# Box Blade Flipping Forward



## hunter270d (Aug 18, 2012)

Hi guys i am new to this forum i have an 8N ford tractor I have used for a couple years now and everything has always worked great all of the sudden while using box blade it started flipping or rolling forward as soon as it gets a load on it while pulling dirt/gravel it has never done this before and i havent changed anything.

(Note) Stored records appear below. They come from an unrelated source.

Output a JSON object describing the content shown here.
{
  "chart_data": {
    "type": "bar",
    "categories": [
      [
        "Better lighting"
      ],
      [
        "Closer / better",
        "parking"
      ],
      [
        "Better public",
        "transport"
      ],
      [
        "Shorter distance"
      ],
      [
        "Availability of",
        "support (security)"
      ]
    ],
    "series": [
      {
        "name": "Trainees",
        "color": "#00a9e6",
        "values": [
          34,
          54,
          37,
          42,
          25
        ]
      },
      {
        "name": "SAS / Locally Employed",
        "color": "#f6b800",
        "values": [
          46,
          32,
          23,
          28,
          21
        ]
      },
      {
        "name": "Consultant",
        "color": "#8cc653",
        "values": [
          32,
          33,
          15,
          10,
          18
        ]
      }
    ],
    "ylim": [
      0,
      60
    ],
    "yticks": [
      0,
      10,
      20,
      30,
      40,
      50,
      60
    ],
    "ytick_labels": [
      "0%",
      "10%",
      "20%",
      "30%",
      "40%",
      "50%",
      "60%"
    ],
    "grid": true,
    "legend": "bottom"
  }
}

lift works it goes up and down as it should im thinking it could be caused by the top link Draft linkage or something like that just wanted to see if this has happened to anyone else and what things i need to check
I have checked box blade itsself everything is tight and in good condition
no matter how i adjust the top link it still flips forward.


----------



## Thomas (Nov 1, 2006)

Intersting.
Box blade pulling straight?
There no stack w/upper adjustment link when box blade on ground?...did you level set on flat surface?,3 pt. hitch arm/arms are tight..no slop/or crack?
Keep us updated.


Welcome to TF.


----------



## Hoodoo Valley (Nov 14, 2006)

Okay, pictures are in order here!


----------



## pogobill (Jan 31, 2012)

Is your top link too short for the application? I think this may be one reason for yur box blade to flip forward. If your top link was longer, or set longer, it shouldn't flip forward. Also decide which point you should hook your top link to! maybe move it down a hole and see if this helps.


----------



## hunter270d (Aug 18, 2012)

hi guys here is up date to answer your guestions Box blade was leveled on flat surface all arm are tight in fact i just replaced all bolts and pins thinking maybe there was some play in the arm connections also I have adjusted the top link out to the point that blade was tilted back so far it wouldnt scrape .I did how ever ask a friend and was informed by him that i have most likely bent something in the Draft linkage which when spring is pushed in by top link due to to much pressure from a big load etc should lift the blad ever so slightly as to keep the blad from flipping and the Tractor from spinning tires or bogging down with the draft not working then the heavy load of dirt/gravel causes the blade to tip forward it pushes the spring in but does not activate the draft valve because it is bent. Also I have changed nothing on the blade or tractor and the Box blade has worked fine for 2 years just started this out of nowhere.
I will be taking the top plate off tomorrow to see if anything is bent worn or broken I will keep you poseted thank you for replying to my post if anyone has ever experienced this problem before i could use your insight.


----------



## hunter270d (Aug 18, 2012)

hi took off top plate inspected draft linkage nothing broken or bent does have alot of play so back to square 1 box blade flipping forward maybe there is to much play in linkage not sure not an expert


----------